Large amounts of people are fleeing from conflict in Sub-Saharan Africa through the US southern border in order to seek asylum in America. However, seeking asylum in the States is extremely difficult, taking up to 10-15 years, and because of the length of time it takes, many asylum seekers face high rates of homelessness. Rajagopalan pressed that people are “demanding an end to racism and violence” all over the world. She pointed out in the discussion that it is virtually impossible to avoid racism no matter what your background is. For instance, Rajagopalan explained that African immigrants, who come to the US, are extremely educated and have all the tools and experience for success, however, they face underemployment in American. This leads to the conclusion that there are hierarchies of oppression affecting people everywhere.

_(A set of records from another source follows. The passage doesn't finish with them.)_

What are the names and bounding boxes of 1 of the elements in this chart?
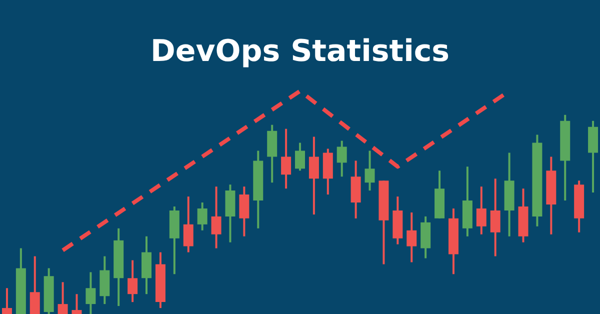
chart-title: DevOps Statistics [149, 34, 451, 69]
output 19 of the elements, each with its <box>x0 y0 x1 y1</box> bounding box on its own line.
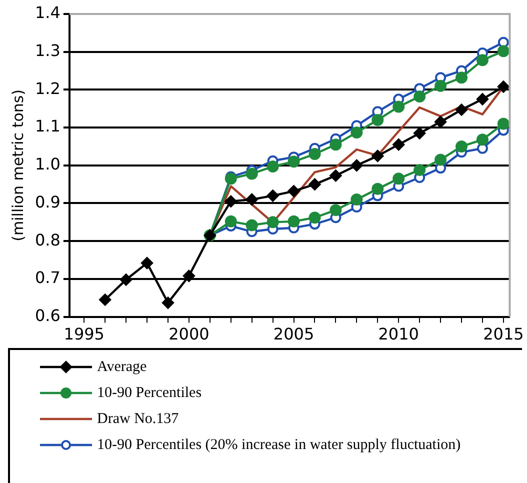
x-tick-label: 2010 <box>378 324 419 344</box>
legend-label: 10-90 Percentiles (20% increase in water supply fluctuation) <box>97 436 461 454</box>
x-tick-label: 1995 <box>64 324 104 344</box>
y-tick-label: 1.2 <box>34 78 60 98</box>
legend-label: Draw No.137 <box>97 410 179 428</box>
y-tick-label: 0.8 <box>34 230 60 250</box>
x-tick-label: 2000 <box>168 324 210 344</box>
y-tick-label: 0.6 <box>34 306 60 325</box>
y-axis-title: (million metric tons) <box>8 89 27 242</box>
y-tick-label: 0.7 <box>34 268 60 288</box>
y-tick-label: 1.0 <box>34 154 60 174</box>
x-tick-label: 2015 <box>483 324 524 344</box>
y-tick-label: 1.4 <box>34 3 60 22</box>
y-tick-label: 1.3 <box>34 41 60 60</box>
x-tick-label: 2005 <box>273 324 314 344</box>
legend-label: Average <box>97 358 147 376</box>
y-tick-label: 1.1 <box>34 116 60 136</box>
legend-label: 10-90 Percentiles <box>97 384 202 402</box>
y-tick-label: 0.9 <box>34 192 60 212</box>
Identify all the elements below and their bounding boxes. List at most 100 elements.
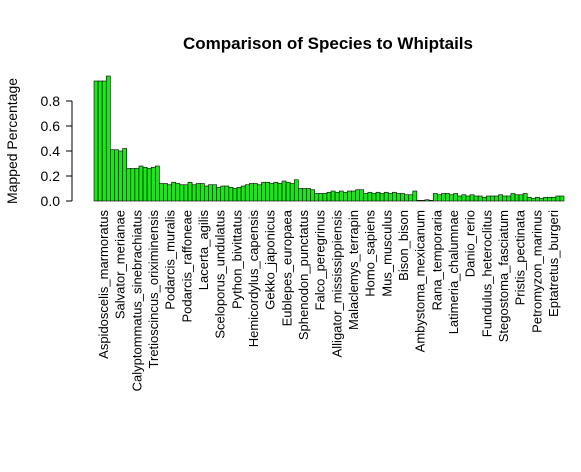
x-tick-label: Alligator_mississippiensis [329,210,344,358]
bar [93,80,99,202]
bar [179,184,185,202]
y-tick-label: 0.2 [41,168,61,184]
bar [126,168,132,202]
bar [473,195,479,202]
bar [163,183,168,202]
y-tick-label: 0.8 [41,93,61,109]
bar [383,191,389,202]
bar [326,191,332,202]
x-tick-label: Hemicordylus_capensis [246,210,261,348]
bar [502,195,508,202]
bar [506,195,512,202]
x-tick-label: Mus_musculus [379,210,394,297]
bar [306,188,311,202]
bar [265,181,271,202]
x-tick-label: Ambystoma_mexicanum [413,210,428,352]
x-tick-label: Podarcis_raffoneae [179,210,194,323]
bar [171,181,177,202]
bar [228,186,234,202]
bar [387,193,393,202]
bar [498,194,503,202]
bar [530,198,536,202]
bar [130,168,136,202]
bar [510,193,516,202]
x-tick-label: Falco_peregrinus [313,210,328,311]
x-tick-label: Python_bivittatus [229,210,244,310]
x-tick-label: Podarcis_muralis [163,210,178,310]
bar [155,165,160,202]
bar [298,188,303,202]
bar [101,80,107,202]
bar [114,149,119,202]
bar [445,193,450,202]
bar [150,166,156,202]
y-tick-label: 0.6 [41,118,61,134]
bar [555,195,561,202]
bar [543,196,548,202]
bar [494,195,499,202]
bar [441,193,446,202]
x-tick-label: Malaclemys_terrapin [346,210,361,330]
bar [285,181,291,202]
x-tick-label: Petromyzon_marinus [529,210,544,333]
bar [322,193,328,202]
bar [330,190,336,202]
bar [400,193,405,202]
bar [220,185,226,202]
bar [559,195,565,202]
bar [118,150,123,202]
bar [208,184,213,202]
bar [314,193,320,202]
bar [236,186,242,202]
bar [257,184,262,202]
bar [522,193,528,202]
bar [342,191,348,202]
bar [97,80,103,202]
x-tick-label: Fundulus_heteroclitus [479,210,494,338]
x-tick-label: Gekko_japonicus [263,210,278,310]
x-tick-label: Eptatretus_burgeri [546,210,561,317]
bar [359,189,365,202]
bar [249,183,254,202]
bar [518,194,524,202]
x-tick-label: Bison_bison [396,210,411,281]
bar [457,195,463,202]
x-tick-label: Aspidoscelis_marmoratus [96,210,111,359]
y-tick-label: 0.0 [41,193,61,209]
bar [122,148,128,202]
bar [224,185,230,202]
bar [310,189,315,202]
x-axis-tick-labels: Aspidoscelis_marmoratus Salvator_merianae… [96,209,561,391]
x-tick-label: Sceloporus_undulatus [213,210,228,339]
x-tick-label: Homo_sapiens [363,210,378,297]
bar [187,181,193,202]
y-axis: 0.0 0.2 0.4 0.6 0.8 [41,93,73,209]
bar [216,186,222,202]
bar [289,183,295,202]
bar [232,188,238,202]
x-tick-label: Tretioscincus_oriximinensis [146,210,161,369]
chart-title: Comparison of Species to Whiptails [183,34,473,53]
bar [212,184,217,202]
bar [277,183,283,202]
bar [420,200,426,202]
bar [436,194,442,202]
bar [281,180,287,202]
bar [514,194,520,202]
bar [453,193,459,202]
x-tick-label: Sphenodon_punctatus [296,210,311,341]
bar [379,193,385,202]
bar [338,190,344,202]
x-tick-label: Danio_rerio [463,210,478,277]
bar [535,196,540,202]
bar [142,166,148,202]
bar [134,168,140,202]
x-tick-label: Lacerta_agilis [196,210,211,291]
bar [183,184,189,202]
bar [191,184,197,202]
bar [424,199,430,202]
bar [105,75,111,202]
bar [195,183,201,202]
bar [375,191,381,202]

“Immigrants are everywhere and anti-black oppression is everywhere,” Rajagopalan pointed out. In the wake of the BLM protests, there were simultaneous protests against police brutality in other countries. Many people have seen the hashtag #EndSARS being posted and reposted on various social media platforms in the past few months. This hashtag was created in 2017 because Nigerians have been protesting extreme violence and brutality being caused by the federal police unit called the Special Anti-Robbery Squad. Systems of oppression are not only alive in the US; there is a global representation for this terrible violence.
Rajagopalan noted that there is hope to end these injustices and it starts with the action within our local communities. She explained that in the months following the death of George Floyd, there was a spike in voter registration. Although citizenship justice for immigrants is a “fraught and paralyzed system” as Rajagopalan explained, if there is citizenship justice for immigrants, then there could be a massive shift in the electoral map in the United States.
Once there is a reconnection between public discourse and the actual movements taking root globally, there will be a chance for us to make changes to the systems of oppression we are currently living with. “Communities nest within communities,” which makes it even more important to find these communities and make sure there are proper representations and justice for them where we live, Rajagopalan highlighted. Even though we were confined to discuss this important topic through our computer screens, Rajagopalan opened our eyes to the perspective of micro-communities in the US as well as the global movement to end racism, police brutality, oppression, and violence.
Class of 2023
Joel Stafford • Nov 24, 2020 at 3:59 pm
Thank you Averee for bringing awareness to the racial injustice experienced in the U.S. through this platform. You are doing a great job in educated people on this subject and opening up the discussion to ending this racial inequality.